« LE FRICHTI DE FATOU », FAÏZA KADDOUR, PRESENCE PASTEUR

frichti

LEBRUITDUOFF.COM – 18 juillet 2015

« Le frichti de Fatou » – Faïza Kaddour – à Présence Pasteur – 19h40 – durée 1h30

Folle épopée que celle de Fatou, de son bled algérien à un immeuble en plein Paris. Elle va de rencontres en coïncidences découvrir son corps, son plaisir et sa liberté. Vouée à devenir une parfaite ménagère, Fatou va se marier à un homme plus âgé qui va la faire venir en France. D’abord cloîtrée à la maison elle va découvrir Jeanine au planning familial …

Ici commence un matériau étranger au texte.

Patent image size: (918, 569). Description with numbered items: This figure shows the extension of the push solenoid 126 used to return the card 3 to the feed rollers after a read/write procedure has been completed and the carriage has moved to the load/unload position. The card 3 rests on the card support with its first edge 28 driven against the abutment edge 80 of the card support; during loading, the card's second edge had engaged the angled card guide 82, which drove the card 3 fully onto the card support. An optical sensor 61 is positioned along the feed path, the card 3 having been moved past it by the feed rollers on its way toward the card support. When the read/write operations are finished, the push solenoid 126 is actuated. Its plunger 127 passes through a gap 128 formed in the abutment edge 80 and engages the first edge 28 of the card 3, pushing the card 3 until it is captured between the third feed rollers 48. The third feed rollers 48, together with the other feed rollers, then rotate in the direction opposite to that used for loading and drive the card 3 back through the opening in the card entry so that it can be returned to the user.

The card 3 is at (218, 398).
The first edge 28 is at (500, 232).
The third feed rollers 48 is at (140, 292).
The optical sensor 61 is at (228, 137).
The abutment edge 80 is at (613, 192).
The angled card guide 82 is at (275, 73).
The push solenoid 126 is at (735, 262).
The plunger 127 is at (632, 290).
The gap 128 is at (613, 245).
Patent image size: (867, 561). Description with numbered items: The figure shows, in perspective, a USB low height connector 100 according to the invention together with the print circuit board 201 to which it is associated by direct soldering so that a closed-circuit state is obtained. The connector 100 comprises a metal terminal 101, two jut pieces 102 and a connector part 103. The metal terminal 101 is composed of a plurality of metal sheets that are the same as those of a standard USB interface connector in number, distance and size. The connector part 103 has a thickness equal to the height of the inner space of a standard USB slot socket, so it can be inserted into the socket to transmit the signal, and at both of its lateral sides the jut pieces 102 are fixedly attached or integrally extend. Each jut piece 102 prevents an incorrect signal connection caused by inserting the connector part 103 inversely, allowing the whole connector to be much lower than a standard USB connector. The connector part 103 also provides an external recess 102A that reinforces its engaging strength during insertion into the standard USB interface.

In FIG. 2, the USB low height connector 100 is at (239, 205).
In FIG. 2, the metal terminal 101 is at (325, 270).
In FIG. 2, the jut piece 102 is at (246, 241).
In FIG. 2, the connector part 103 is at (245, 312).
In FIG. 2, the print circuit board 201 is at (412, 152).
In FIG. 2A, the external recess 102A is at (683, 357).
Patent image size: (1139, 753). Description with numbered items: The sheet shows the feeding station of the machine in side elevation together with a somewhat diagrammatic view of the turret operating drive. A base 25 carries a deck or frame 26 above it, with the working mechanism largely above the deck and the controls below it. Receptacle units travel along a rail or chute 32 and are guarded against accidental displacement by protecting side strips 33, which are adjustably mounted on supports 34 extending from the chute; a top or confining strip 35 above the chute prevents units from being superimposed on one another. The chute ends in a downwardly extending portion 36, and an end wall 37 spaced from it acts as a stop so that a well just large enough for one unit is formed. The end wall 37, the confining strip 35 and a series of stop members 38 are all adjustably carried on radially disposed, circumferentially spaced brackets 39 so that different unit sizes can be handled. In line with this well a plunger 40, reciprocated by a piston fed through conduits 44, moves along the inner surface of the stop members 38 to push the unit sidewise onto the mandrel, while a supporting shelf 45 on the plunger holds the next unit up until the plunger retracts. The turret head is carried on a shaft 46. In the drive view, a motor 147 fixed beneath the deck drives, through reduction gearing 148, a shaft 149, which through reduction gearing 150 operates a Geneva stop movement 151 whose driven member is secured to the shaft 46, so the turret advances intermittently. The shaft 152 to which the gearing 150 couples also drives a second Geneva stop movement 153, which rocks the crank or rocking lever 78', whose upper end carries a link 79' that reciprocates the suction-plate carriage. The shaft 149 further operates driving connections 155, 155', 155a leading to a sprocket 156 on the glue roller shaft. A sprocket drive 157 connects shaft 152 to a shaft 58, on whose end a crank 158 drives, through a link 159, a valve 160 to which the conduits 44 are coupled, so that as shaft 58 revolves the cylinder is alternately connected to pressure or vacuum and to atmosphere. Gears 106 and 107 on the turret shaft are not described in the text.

L’auteure et comédienne Faïza Kaddour a écrit ce texte en 2006 dans le cadre d’une commande sur la mécanique de la sexualité. Très vite, de par sa double culture, française par sa mère et algérienne par son père, Faïza Kaddour a construit son texte autour de deux axes à savoir la sexualité et le choc probable de deux cultures. Nulle trace de religion dans ce spectacle mais plutôt la vie de Fatou, née au bled, un endroit pauvre et reclus où chaque femme voit le jour pour se marier, faire des enfants et être une bonne épouse.

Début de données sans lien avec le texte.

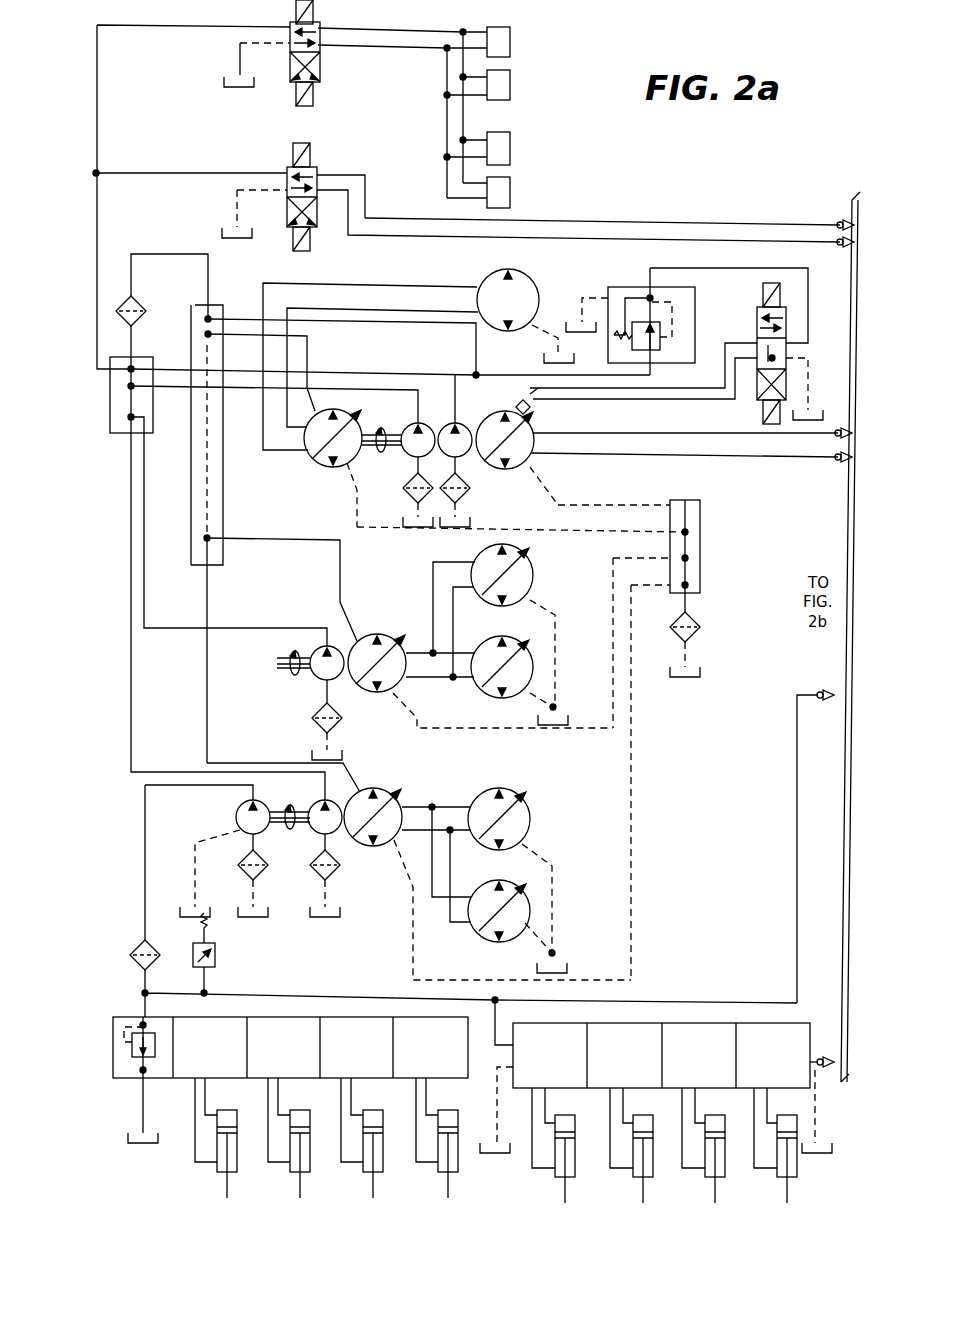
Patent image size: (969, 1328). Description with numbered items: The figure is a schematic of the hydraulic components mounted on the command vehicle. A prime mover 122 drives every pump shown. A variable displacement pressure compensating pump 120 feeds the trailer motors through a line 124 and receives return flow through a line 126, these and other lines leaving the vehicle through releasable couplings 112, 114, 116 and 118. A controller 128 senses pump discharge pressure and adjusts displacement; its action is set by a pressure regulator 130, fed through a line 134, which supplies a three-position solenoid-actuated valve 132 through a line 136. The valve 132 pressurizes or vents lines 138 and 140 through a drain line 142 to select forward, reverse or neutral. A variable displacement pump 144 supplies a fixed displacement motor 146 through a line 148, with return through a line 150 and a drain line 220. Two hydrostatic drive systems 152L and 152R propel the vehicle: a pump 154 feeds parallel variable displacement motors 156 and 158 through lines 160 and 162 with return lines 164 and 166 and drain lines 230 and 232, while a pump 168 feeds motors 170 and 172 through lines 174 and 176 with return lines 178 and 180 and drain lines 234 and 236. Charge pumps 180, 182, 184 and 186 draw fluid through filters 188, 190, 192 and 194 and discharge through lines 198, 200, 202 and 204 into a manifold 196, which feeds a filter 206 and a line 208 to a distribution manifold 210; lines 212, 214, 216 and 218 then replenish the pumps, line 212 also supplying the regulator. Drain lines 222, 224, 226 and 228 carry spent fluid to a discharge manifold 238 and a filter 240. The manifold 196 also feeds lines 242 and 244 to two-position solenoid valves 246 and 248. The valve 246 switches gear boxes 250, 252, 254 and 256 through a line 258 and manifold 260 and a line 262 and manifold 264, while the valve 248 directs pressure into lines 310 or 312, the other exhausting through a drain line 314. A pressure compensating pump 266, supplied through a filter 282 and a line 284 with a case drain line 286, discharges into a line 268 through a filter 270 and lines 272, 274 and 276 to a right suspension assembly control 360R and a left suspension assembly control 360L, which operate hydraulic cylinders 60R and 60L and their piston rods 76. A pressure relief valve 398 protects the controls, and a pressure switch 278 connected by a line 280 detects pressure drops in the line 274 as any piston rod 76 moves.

Choc des cultures lorsque Fatou va faire connaissance avec Jeanine qui va lui expliquer le plaisir et l’amour. Le texte va droit au but pour expliquer en détail la mécanique de la sexualité féminine et masculine mais il reste terriblement drôle et déride les plus crispés sur ce sujet. La comédienne semble à l’aise dans tous les registres, de celui de la toute jeune femme frappée par son père à celui de la femme découvrant son corps. Sur scène la chimie du sexe et ses ingrédients passe par la confection d’un plat. Les odeurs d’épices montent au nez des spectateurs et offrent une saveur particulière au texte. Comme un reflet de la conscience de Fatou, Agnés Doherty rythme efficacement et avec poésie le texte au son de sa contrebasse et de son violoncelle et habille la mise en scène de Jean-François Toulouse dont la proposition enchante par la légèreté et la poésie, même si le propos est parfois cru ou dur. Il est évident que l’ensemble des protagonistes s’interdit tout manichéisme mais propose plutôt une vision très humaine de la situation de Fatou, femme en plein devenir.

Un excellent moment de théâtre empreint de poésie et d’humour mais avant tout formidablement interprété par un diablotin en jupon qui semble tout pouvoir jouer avec justesse. Profitez-en pour emmener vos ados, ils en apprendront beaucoup plus et surtout plus justement sur l’alchimie de l’amour et la réalité d’une double culture dans ce spectacle que sur les « réseaux asociaux ».